Wrightson, Public Citizen’s worker safety and health expert, told me the delay is not from a lack of desire from OSHA, however. OSHA administrator David Michaels has long championed stricter beryllium exposure levels.
Instead, Wrightson suspects that politics is to blame for the holdup, just as it was believed to be behind the silica rule’s delay. The administration could be wary of political consequences, including the Republican Congress attaching a rider on OSHA’s budget to block the rule.
Despite challenges and delays, Wrightson expects the beryllium rule to be issued under Michaels’ tenure, given the OSHA chief’s strong efforts. Otherwise, Wrightson said, it would be “such an embarrassment.”
Another rule Wrightson believes has a real chance of being released is the Improve Tracking of Workplace Injuries and Illnesses rule, which would essentially modernize OSHA’s reporting system by making it electronic.
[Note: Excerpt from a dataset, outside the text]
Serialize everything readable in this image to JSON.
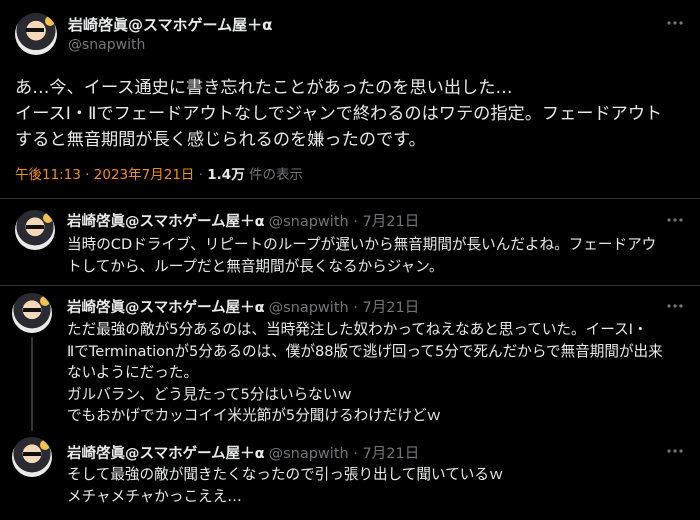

Again, this is something Michaels has backed, calling on the need to “bring OSHA into the 21st century.”
“There’s no reason why we can’t have electronic filing of OSHA records,” Wrightson said. “The people who lobbied against the rule ... they want to keep the agency in the dark ages.”
But will these rules, along with silica and others, actually be issued anytime in the near future? We’ll do what we always do: Wait and see.